# Was tun bei starkem Wind?



## kuhnikuehnast (26. Oktober 2014)

Hi,
Bin gerade in Tarifa (Meerenge von Gibrltar) am Angeln. Problem hier, das man quasi pausenlos starken Wind hat. Optimal zum kiten,  bedingt optimal zum Brandungsangeln. Mir wird ständig der Köder abgefressen,  aufgrund starken Wellengangs und Windes bekomme ich die Bisse nicht mit... Hat jemand evtl Tipps?

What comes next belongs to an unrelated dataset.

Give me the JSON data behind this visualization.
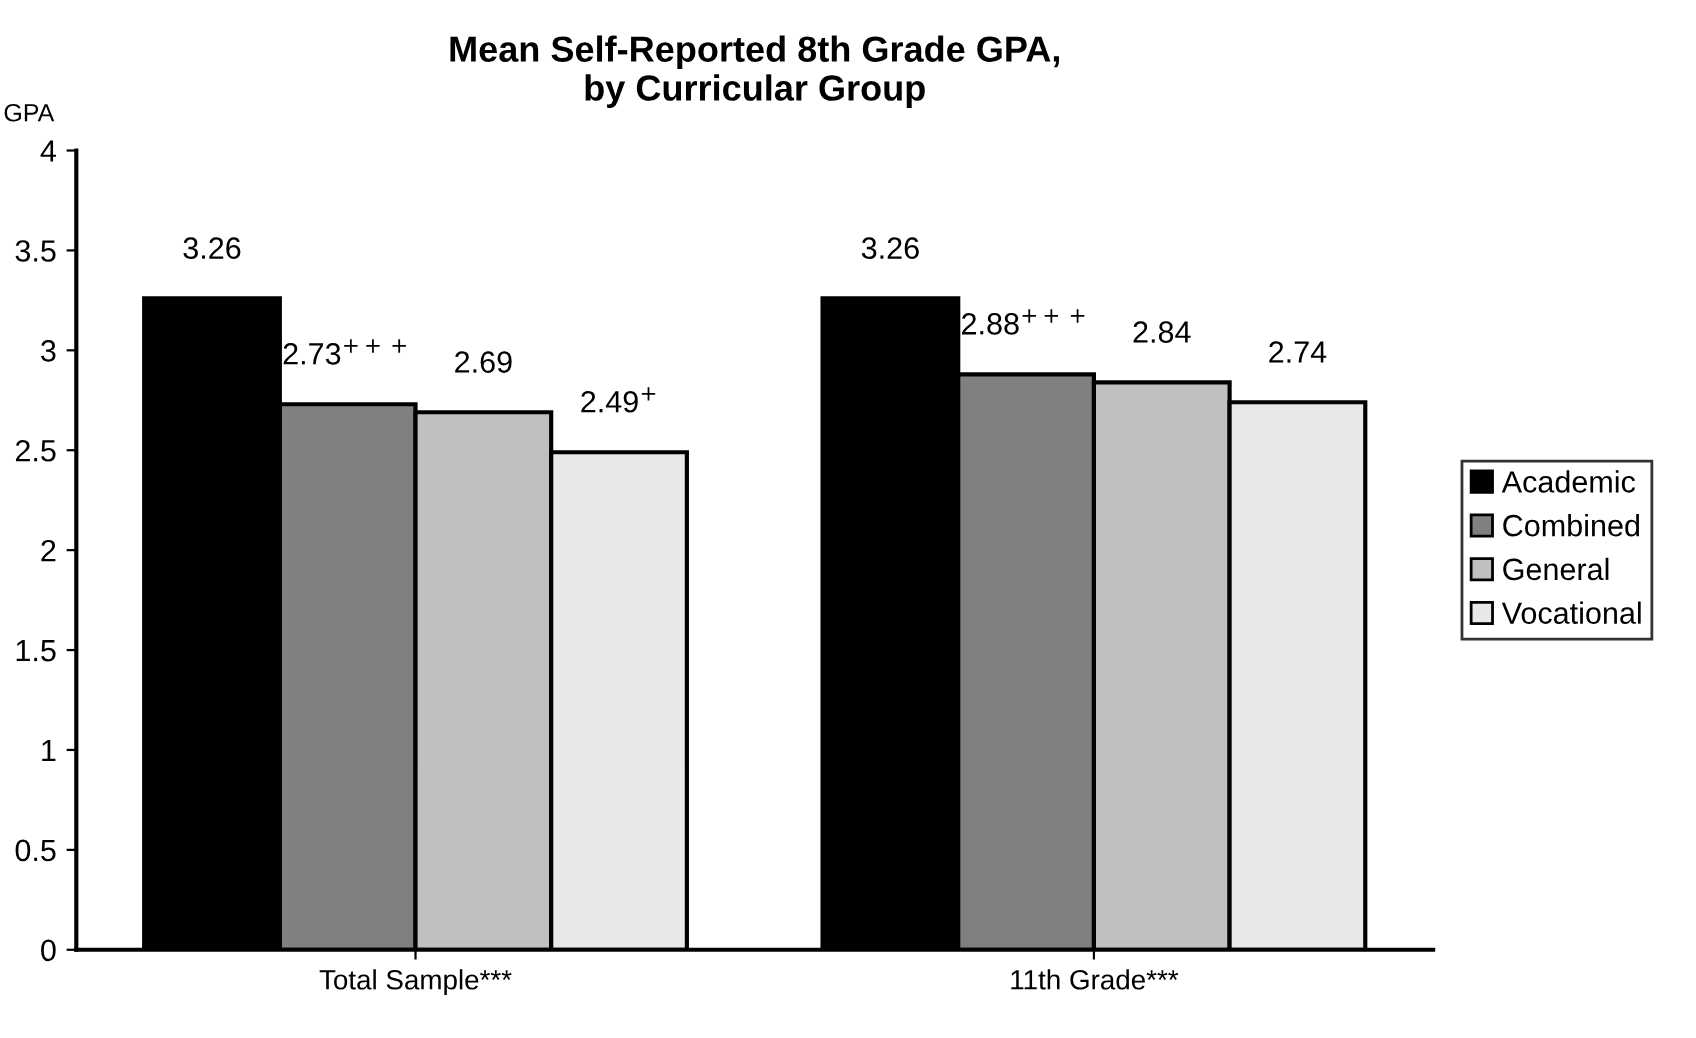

Würde nur ungern als Schneider nach hause gehen [emoji4] 

LG kuhni


----------



## maik79 (26. Oktober 2014)

*AW: Was tun bei starkem Wind?*

hallo versuchmal mit kürzern mundschnüren


----------



## Herbynor (26. Oktober 2014)

*AW: Was tun bei starkem Wind?*

Es gibt so ganz dünne Gummi Bänder zum sichern der Köder.
In den Gegenden wird das gerne benutzt, man macht sein Ködermaterial ( Muschelfleisch) auf den Haken und wickelt das Gummiband viele male rund herrum bis der Köder so fest ist das sie es nicht mehr abfressen können.
Nun Petri heil Herbynor


----------



## kuhnikuehnast (26. Oktober 2014)

*AW: Was tun bei starkem Wind?*

Aber wie spürt man dann den Biss? Erst beim Einkurbeln? Anschlagen ist ja nicht so richtig möglich, da die Rutenspitze durch Wind und Wellen die ganze Zeit wippt...


----------



## SiggiSorglos (26. Oktober 2014)

*AW: Was tun bei starkem Wind?*

Wie schon geschrieben wurde.  Mundschnur kuerzen. Normalerweise haken sich die Fische eh selbe. Kannst auch mal gucken ob die haken gut geschraenkt sind.  Wenn nicht nachbiegen. Vielleicht auch mal kleinere haken nehmen.  In Frankreich habe ich die doraden mit achter haken gefangen


----------



## NaturalBornFisher (26. Oktober 2014)

*AW: Was tun bei starkem Wind?*

Vielleicht hilft es auch, das Bleigewicht zu erhöhen, zum besseren Abspannen und eine Laufbleimontage zu wählen. Kleinere Haken hört sich gut an... Welche Köder fischt du? Zielfisch bekannt? Strand oder Klippen?

Petri, Carsten


----------



## kuhnikuehnast (27. Oktober 2014)

*AW: Was tun bei starkem Wind?*

Habe schon mit 190g Krallenblei abgespannt. Aber bei Windstärken von dauernd mindestens 10 Knoten ist das echt schwierig. Zierfisch ist völlig egal  ich wäre froh wenn überhaupt mal was beißen würde! Hakengröße dürfte so um 1 liegen. Versuche mich mit fertig gebundenen Meeresvorfächern. Als Köder dienen Seeringelwürmer.


----------



## SiggiSorglos (27. Oktober 2014)

*AW: Was tun bei starkem Wind?*

Viel zu groß für das Mittelmeer.  Mach kleine haken dran. 
Als Köder kannst mal putenbrust probieren.  In streifen schneiden und dann in Salz schmeißen. Wird dann wie Gummi
Und sobald es wieder nass wird wieder weich. 
Ubersteht auch gewahltwurfe.


----------



## Bellyboatangler (1. November 2014)

*AW: Was tun bei starkem Wind?*

sage nur bait elastic order arma mesh

http://www.ebay.co.uk/itm/Fox-NEW-Carp-Fishing-Arma-Mesh-Bait-Mesh-Systems-And-Refills-Full-Range-/291026936154?pt=UK_BOI_Packing_Postal_Supplies_Labels_LE&var=&hash=item43c28ea15a

orhttp://www.ebay.co.uk/itm/5-spools-of-bait-elastic-dispenser-for-peeler-crab-lug-frozen-bait-/181468256346?pt=UK_BOI_Packing_Postal_Supplies_Labels_LE&hash=item2a4059d85a


----------



## SiggiSorglos (2. November 2014)

*AW: Was tun bei starkem Wind?*

Das Gummi band gibt es für nen Euro in jedem Stoffladen. Funktioniert genau so gut


----------